FROM PROCESS ANALYSIS TO CONTINUOUS INNOVATION: PROCESS MINING AND ITS APPLICATIONS
Process Mining is a process analysis technique applied to event logs meaning information derived from operations performed by an IT system sequentially and chronologically to identify and optimize those processes.
Using specific algorithms, it is possible to extract knowledge and extrapolate habits, patterns and other information regarding the use and behavior of an IT system and processes in general.
In practical terms, Process Mining provides a realistic view of what is actually happening in business processes and can be used to review three main types of KPIs:
the time taken to complete a particular process, the cost associated to complete that process, and quality, understood as the set of predetermined criteria met by those processes.
In particular, Process Mining has a significant advantage over more traditional methods. It does not present a static snapshot of what the data show, but indicates what is occurring within the systems
to detect the actual behavior of people, organisations, and machines and compare it with reference models, correlate millions of events to show how reality is different from perceptions and opinions, and provide a basis for continuous process improvement.

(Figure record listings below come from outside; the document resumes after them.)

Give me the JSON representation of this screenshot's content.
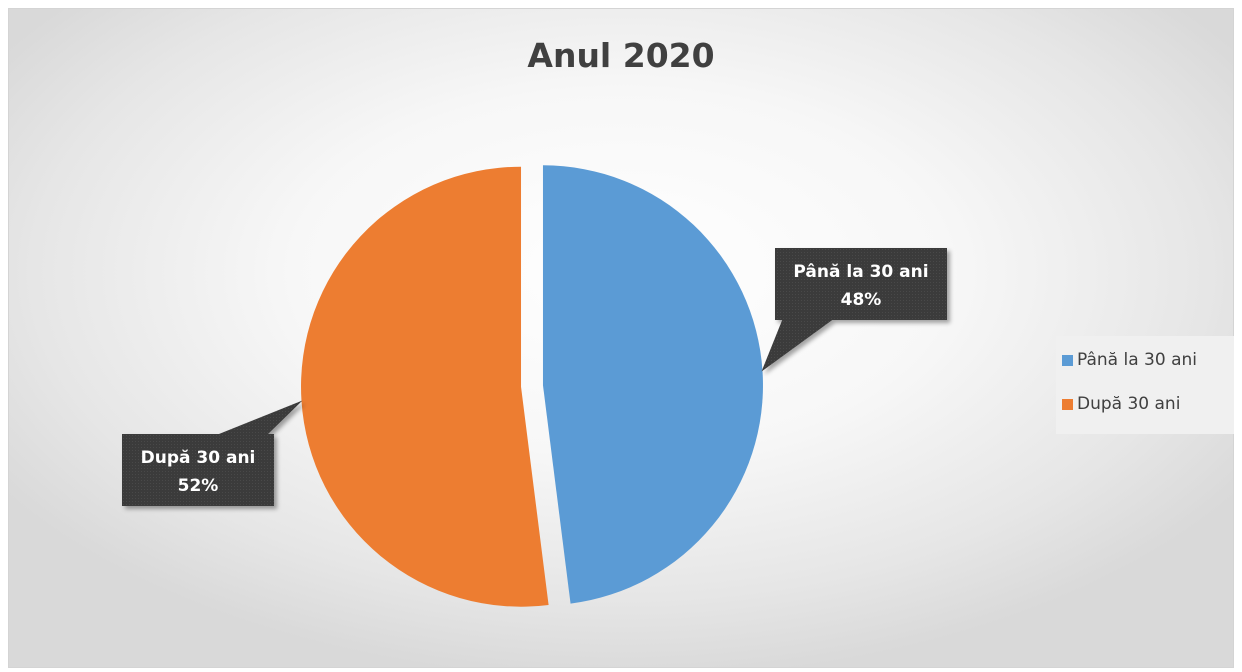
{
  "chart_data": {
    "type": "pie",
    "title": "Anul 2020",
    "categories": [
      "Până la 30 ani",
      "După 30 ani"
    ],
    "values": [
      48,
      52
    ],
    "unit": "%",
    "data_labels": [
      {
        "category": "Până la 30 ani",
        "value": "48%"
      },
      {
        "category": "După 30 ani",
        "value": "52%"
      }
    ],
    "colors": [
      "#5b9bd5",
      "#ed7d31"
    ],
    "exploded": true,
    "legend_position": "right"
  }
}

Therefore, Process Mininghelps to understand the current state of systems and processes, identify their deviations and the interventions needed to bring them in line with business rules.

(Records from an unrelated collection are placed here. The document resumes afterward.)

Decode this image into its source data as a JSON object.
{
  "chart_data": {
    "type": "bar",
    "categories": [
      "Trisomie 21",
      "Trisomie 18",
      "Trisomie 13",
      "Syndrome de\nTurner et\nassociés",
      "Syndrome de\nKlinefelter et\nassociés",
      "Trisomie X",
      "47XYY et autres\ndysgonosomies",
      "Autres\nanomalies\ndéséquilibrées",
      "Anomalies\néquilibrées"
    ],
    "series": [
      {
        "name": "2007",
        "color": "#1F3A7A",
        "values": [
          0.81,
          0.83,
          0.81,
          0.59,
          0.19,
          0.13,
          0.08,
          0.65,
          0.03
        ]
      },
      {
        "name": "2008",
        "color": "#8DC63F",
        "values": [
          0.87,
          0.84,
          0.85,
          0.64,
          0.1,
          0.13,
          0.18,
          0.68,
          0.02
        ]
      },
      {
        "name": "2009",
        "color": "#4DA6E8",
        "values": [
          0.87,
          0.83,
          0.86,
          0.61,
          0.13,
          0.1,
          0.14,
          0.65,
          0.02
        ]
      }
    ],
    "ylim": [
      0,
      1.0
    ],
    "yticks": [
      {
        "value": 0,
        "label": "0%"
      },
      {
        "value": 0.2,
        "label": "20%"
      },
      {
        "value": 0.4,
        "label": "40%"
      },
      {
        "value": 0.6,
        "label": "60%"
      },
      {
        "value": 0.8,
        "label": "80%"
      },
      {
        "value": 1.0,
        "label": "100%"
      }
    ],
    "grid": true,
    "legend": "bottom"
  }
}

Mastering solutions in Process Mining requires great adaptability and commitment to innovation.
Simplicity, sustainability, and scalability are the characteristics that processes and tools useful for deploying improvement and continuous innovation actions must have.

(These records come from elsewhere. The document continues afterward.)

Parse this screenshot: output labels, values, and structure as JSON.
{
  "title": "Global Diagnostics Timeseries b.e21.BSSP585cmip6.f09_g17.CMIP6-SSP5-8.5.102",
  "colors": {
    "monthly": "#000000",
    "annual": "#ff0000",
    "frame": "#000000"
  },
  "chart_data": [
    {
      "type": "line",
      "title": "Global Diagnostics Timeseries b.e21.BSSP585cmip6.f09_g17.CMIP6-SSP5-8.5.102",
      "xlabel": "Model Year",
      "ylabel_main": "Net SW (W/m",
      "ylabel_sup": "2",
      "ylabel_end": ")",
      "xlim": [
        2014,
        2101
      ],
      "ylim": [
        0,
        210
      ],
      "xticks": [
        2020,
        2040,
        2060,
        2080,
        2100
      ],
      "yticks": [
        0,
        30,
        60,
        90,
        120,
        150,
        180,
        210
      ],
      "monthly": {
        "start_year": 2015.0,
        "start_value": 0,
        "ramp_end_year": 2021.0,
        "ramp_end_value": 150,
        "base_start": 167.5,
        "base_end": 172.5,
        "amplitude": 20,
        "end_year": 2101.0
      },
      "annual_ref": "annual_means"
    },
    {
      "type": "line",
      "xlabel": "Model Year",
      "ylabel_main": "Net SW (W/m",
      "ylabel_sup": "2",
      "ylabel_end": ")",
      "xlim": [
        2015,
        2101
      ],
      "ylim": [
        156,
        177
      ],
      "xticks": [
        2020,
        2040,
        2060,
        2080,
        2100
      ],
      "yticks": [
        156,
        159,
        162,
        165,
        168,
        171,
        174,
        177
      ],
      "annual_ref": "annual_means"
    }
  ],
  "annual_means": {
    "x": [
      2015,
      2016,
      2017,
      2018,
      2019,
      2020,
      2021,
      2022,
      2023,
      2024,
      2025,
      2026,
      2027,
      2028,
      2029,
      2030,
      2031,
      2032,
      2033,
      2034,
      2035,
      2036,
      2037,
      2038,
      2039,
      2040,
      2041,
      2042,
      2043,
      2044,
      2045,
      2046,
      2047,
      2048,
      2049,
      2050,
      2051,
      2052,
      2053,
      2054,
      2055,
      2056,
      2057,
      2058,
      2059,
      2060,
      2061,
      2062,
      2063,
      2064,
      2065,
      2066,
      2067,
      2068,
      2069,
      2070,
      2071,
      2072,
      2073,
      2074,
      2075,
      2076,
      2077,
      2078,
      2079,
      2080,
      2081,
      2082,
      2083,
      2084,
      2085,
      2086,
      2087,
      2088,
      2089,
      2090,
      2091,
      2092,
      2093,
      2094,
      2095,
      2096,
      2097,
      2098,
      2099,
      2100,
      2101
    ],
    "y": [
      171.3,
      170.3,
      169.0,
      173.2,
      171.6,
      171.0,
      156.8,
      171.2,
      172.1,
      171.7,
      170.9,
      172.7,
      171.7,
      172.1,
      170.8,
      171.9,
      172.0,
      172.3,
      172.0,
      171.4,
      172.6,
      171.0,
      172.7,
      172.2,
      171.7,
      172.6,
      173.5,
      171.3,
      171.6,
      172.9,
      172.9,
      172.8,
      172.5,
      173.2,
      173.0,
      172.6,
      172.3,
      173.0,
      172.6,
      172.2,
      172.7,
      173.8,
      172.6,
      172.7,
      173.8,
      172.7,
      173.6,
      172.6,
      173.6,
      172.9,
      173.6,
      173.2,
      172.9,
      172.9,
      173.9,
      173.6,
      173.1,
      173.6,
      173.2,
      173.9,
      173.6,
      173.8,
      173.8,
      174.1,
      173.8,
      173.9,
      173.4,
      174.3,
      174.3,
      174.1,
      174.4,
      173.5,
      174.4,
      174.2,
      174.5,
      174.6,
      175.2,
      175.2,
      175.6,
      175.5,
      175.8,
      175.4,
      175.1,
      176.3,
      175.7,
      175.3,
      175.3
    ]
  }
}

Companies that intend to turn their business around and experience profound change cannot fail to integrate and embrace new decision-making and management approaches.
A dedicatedHyperautomation team, for example, such as that of SCAI Finance, supports the transformation of business processes through Process Mining platforms by specifically contributing to their monitoring, transformation and streamlining using application robots and process mining platforms that leverage deep learning solutions.
In Test Governance, Process Mining tools allow for real-time process deviation analysis; in Risk Governance, they allow for calculating the cost caused to the customer by a service disruption and predicting its occurrence over time.
Process Mining then becomes the subject of complex intervention strategies, and in each application its goal is to improve the system to achieve a better understanding of business processes to pursue continuous innovation.